Score: 80

Land-based and water-based ecotourism opportunities abound on New Zealand's subtropical northern peninsula. The region currently boasts "excellent environmental and ecology quality," and its Maori residents still cling to some aspects of their native culture. In a few locations, unplanned development has begun to threaten the character of the place.

Here is a representative sampling of additional anonymous comments from the panelists. They are not necessarily the views of the National Geographic Society:

"Long stretches of sandy beaches alternate with intimate bays, steep cliffs, and deeply cut natural harbours. The coastal fringe has seen residential subdivisions built in recent years. Smaller accommodations still dominate, but as development of an apartment-style resort complex in Tutukaka illustrates, this tranquility may not last."
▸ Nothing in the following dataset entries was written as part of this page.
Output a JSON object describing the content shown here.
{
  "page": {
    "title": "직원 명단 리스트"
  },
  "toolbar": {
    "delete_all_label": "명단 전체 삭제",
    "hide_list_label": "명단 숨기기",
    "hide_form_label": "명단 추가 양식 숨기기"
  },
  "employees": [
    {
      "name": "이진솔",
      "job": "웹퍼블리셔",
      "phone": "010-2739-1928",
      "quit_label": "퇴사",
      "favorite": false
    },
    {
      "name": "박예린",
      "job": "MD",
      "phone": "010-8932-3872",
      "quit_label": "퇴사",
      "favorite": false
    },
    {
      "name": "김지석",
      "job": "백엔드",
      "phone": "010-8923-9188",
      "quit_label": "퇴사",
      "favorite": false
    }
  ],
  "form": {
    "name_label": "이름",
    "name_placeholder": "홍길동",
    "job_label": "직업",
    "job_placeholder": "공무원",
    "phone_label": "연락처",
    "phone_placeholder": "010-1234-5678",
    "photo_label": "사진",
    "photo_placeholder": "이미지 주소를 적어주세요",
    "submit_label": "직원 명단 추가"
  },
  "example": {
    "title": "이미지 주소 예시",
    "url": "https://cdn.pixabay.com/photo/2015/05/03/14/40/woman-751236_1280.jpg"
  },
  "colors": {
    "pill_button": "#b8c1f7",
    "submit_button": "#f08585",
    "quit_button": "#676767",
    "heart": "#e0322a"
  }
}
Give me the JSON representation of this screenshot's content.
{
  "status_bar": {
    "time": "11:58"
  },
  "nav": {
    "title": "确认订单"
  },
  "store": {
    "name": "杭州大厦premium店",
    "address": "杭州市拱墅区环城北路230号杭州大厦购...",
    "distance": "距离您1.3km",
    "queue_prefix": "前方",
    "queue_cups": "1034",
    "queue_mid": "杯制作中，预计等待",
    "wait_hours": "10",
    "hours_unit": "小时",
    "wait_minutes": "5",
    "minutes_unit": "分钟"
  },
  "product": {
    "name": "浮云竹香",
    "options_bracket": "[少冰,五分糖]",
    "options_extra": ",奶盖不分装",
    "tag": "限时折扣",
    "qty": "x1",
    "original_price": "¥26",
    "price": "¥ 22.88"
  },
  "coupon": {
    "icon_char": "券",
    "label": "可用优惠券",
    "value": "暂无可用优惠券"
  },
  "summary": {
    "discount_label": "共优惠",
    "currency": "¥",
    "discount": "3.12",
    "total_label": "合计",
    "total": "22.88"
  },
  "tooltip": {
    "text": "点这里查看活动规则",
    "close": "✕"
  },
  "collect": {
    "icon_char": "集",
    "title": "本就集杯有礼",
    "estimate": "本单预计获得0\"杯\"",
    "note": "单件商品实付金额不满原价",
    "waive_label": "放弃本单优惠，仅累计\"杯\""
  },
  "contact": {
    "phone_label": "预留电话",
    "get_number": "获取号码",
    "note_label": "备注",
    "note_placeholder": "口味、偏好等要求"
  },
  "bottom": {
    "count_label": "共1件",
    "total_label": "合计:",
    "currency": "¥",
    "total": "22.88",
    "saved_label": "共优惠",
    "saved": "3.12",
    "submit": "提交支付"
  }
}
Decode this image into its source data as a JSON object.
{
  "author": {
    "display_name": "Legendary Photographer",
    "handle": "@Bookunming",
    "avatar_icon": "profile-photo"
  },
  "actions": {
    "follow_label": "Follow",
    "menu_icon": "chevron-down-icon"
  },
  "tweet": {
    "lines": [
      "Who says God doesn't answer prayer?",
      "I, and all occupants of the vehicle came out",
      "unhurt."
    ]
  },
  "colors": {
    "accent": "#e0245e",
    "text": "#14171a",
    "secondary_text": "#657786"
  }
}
"High aesthetic appeal is virtually all natural. Offshore islands and marine environment are a major attraction for scuba divers. Tourism development is limited, protecting the natural appeal. This is mainly a divers' and bush walkers' destination, and should stay that way."

"In good condition. Physical and environmental heritage is likely to stay intact. I worry for the cultural more. Early Maori fortified villages or 'pa' should receive more conservation attention."

"Pressures of tourism development are gradually increasing. As one of the few development possibilities for local Maori, such pressures are likely to grow, given the high levels of unemployment."